Le « Faron, an 2000 » : loisirs de luxe et héliport
L’année suivante, en octobre 1984, une nouvelle vision s’affiche : la brochure « Le Faron, an 2000 », portée par Louis Bernardi, alors élu du Var. Au programme : un vaste complexe touristique visant une clientèle haut de gamme. Ce catalogue d’équipements prévus n’était pas avare en promesses, ni en impacts potentiels sur le site.
- Un hôtel et un restaurant de standing
- Un country club avec golf et courts de tennis
- Un stand de tir aux pigeons d’argile
- Un toboggan aquatique et une luge d’été
- Un héliport
Ce projet, comme d’autres propositions de l’époque, ne dépassera pas le stade de l’intention.
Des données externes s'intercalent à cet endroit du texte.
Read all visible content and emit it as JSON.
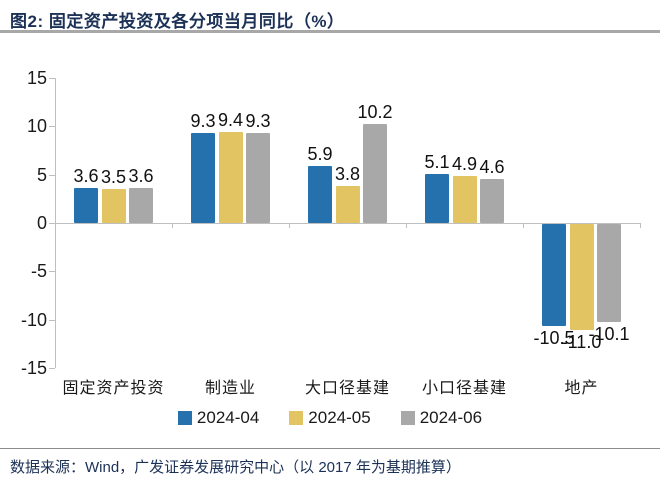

Mais il a laissé des traces dans la mémoire locale et nourri le rôle de « gardien » confié de fait à l’ADPF, associée aux contre-projets et aux alertes publiques.
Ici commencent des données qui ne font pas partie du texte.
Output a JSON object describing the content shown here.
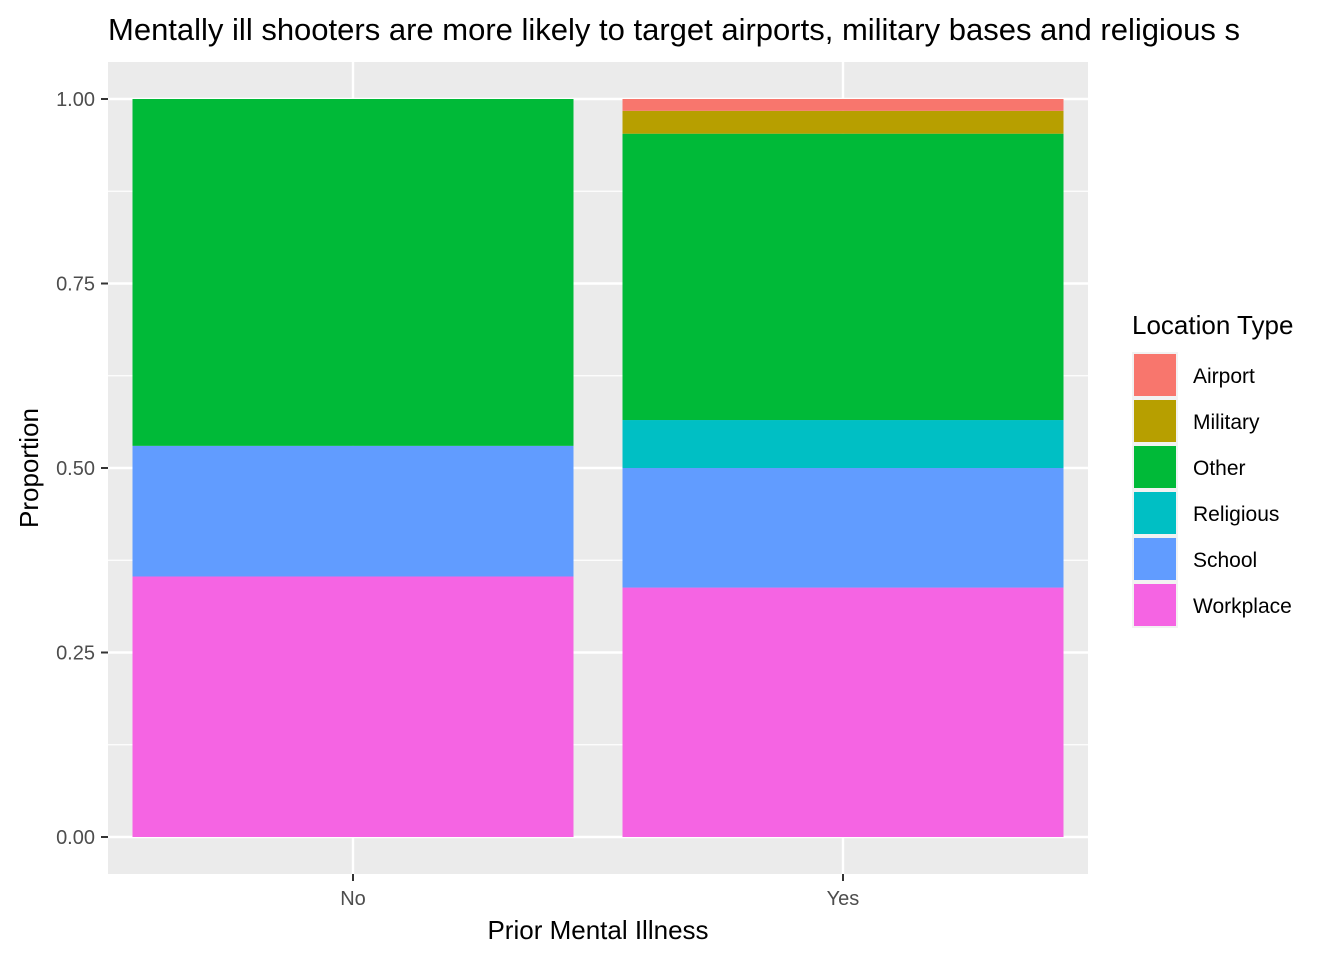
{
  "chart_data": {
    "type": "bar",
    "stacked": true,
    "title": "Mentally ill shooters are more likely to target airports, military bases and religious s",
    "xlabel": "Prior Mental Illness",
    "ylabel": "Proportion",
    "ylim": [
      0,
      1
    ],
    "yticks": [
      "0.00",
      "0.25",
      "0.50",
      "0.75",
      "1.00"
    ],
    "categories": [
      "No",
      "Yes"
    ],
    "series": [
      {
        "name": "Workplace",
        "color": "#F564E3",
        "values": [
          0.353,
          0.338
        ]
      },
      {
        "name": "School",
        "color": "#619CFF",
        "values": [
          0.177,
          0.162
        ]
      },
      {
        "name": "Religious",
        "color": "#00BFC4",
        "values": [
          0.0,
          0.065
        ]
      },
      {
        "name": "Other",
        "color": "#00BA38",
        "values": [
          0.47,
          0.388
        ]
      },
      {
        "name": "Military",
        "color": "#B79F00",
        "values": [
          0.0,
          0.031
        ]
      },
      {
        "name": "Airport",
        "color": "#F8766D",
        "values": [
          0.0,
          0.016
        ]
      }
    ],
    "legend": {
      "title": "Location Type",
      "position": "right",
      "entries": [
        "Airport",
        "Military",
        "Other",
        "Religious",
        "School",
        "Workplace"
      ]
    },
    "grid": true,
    "panel_background": "#EBEBEB"
  }
}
Pourquoi ce passé pèse sur la consultation actuelle
La consultation annoncée par la Ville survient dans un contexte où les Toulonnais connaissent la valeur paysagère, écologique et sociale du Faron. Les scénarios très productivistes des années 1980 – de l’immobilier en altitude aux loisirs motorisés – aident à mesurer ce que l’on souhaite, ou non, pour la montagne toulonnaise. Sans préjuger des orientations à venir, ces précédents posent des repères : équilibres à préserver, sobriété des aménagements, accès et usages à penser finement.
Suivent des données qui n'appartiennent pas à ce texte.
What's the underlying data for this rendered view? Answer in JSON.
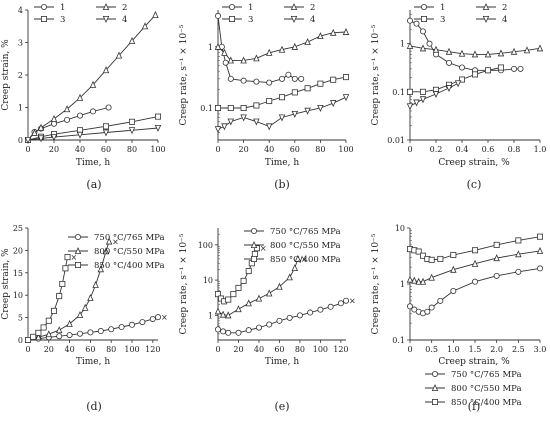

Cette histoire collective rappelle également le rôle des mobilisations citoyennes et la force des controverses publiques dans la fabrique de la ville. Elle invite, aujourd’hui, à une participation large et informée, au-delà des clivages, pour définir un cadre d’actions compatible avec la singularité du site.
Des faits qui balisent la réflexion
| Période / Événement | Éléments clés |
|---|---|
| Début des années 1980 | Volonté de déclasser 25 hectares sur un sommet à 584 m |
| 1983 | Création de l’ADPF ; 12 000 signatures contre l’urbanisation |
| Octobre 1984 | Brochure « Le Faron, an 2000 » ; projet de loisirs, hôtel, golf, héliport |
Ce que la population peut interroger
Sans ajouter de nouveaux éléments non communiqués par la collectivité, quelques axes de vigilance ressortent des expériences passées :
- Préserver le poumon vert et les milieux fragiles du sommet
- Encadrer les usages (loisirs, accès, fréquentation) pour éviter des pressions excessives
- Garantir une sobriété des aménagements au regard des équilibres paysagers
La consultation en cours s’inscrit ainsi dans une histoire longue, faite de projets ambitieux et de contre-projets citoyens. Connaître ces jalons, c’est mieux outiller le débat présent, afin que les choix à venir reflètent les attentes locales et le respect d’un site auquel de nombreux habitants sont attachés.